For the Democrats, Hillary Clinton seems to have *barely* scraped by with a 0.1 to 0.3 percent win. As suspected, turnout was key. There are some areas where the count seems a little off or unreported, but we’ll see how that works out.
Bernie Sanders should win New Hampshire handily, giving him a nice media presence afterwards. His real test will be South Carolina and Nevada. He needs to get his message out to the black communities in SC and make sure they understand he’s not trying to destroy President Obama’s accomplishments like the Clinton campaign has been making it sound.

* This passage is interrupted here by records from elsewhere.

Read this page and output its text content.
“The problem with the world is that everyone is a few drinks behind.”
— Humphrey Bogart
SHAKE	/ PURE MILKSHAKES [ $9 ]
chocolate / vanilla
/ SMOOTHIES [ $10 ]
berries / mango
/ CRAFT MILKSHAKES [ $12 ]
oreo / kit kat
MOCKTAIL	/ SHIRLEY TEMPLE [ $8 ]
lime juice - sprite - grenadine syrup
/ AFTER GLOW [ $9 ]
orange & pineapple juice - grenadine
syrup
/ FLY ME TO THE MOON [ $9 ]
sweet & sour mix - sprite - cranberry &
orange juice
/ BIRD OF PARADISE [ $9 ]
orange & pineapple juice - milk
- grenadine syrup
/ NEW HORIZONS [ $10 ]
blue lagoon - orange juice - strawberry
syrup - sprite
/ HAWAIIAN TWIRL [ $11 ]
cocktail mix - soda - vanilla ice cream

For Hillary’s part, she needs to play to her strengths. For some reason people think her 8 years as a senator a 4 years as Secretary of State give her the edge on experience, even though Bernie has held elected office for 32 years. She should keep in mind that people do not view her as sincere and honest and act accordingly. My guess is that she won’t because that’s just not her style, and she doesn’t want to risk coming off as more insincere.
Clinton has a huge lead in super delegates, but if Bernie proves himself viable in more diverse states they will shift to his side as they did to President Obama’s in 2008. An exciting time in politics to be sure.
On the Republican front, Donald Trump wasn’t able to turn his polling numbers into a victory. If this holds true going forward, look for Rubio to ascend, which he seems to be doing already.
Jeb is a disaster. If he doesn’t have a strong showing in New Hampshire, he’s likely done for…if he isn’t already.
Cruz must be feeling pretty good, though Iowa picked Rick Santorum in 2012 so we’ll see how that goes.
Keep in mind that Bernie polls better against the Republican field than Hillary. I believe Hillary vs Rubio went to Rubio in fact.
Finally, if #BernieSanders needs someone in eastern North Carolina, I would be happy to oblige.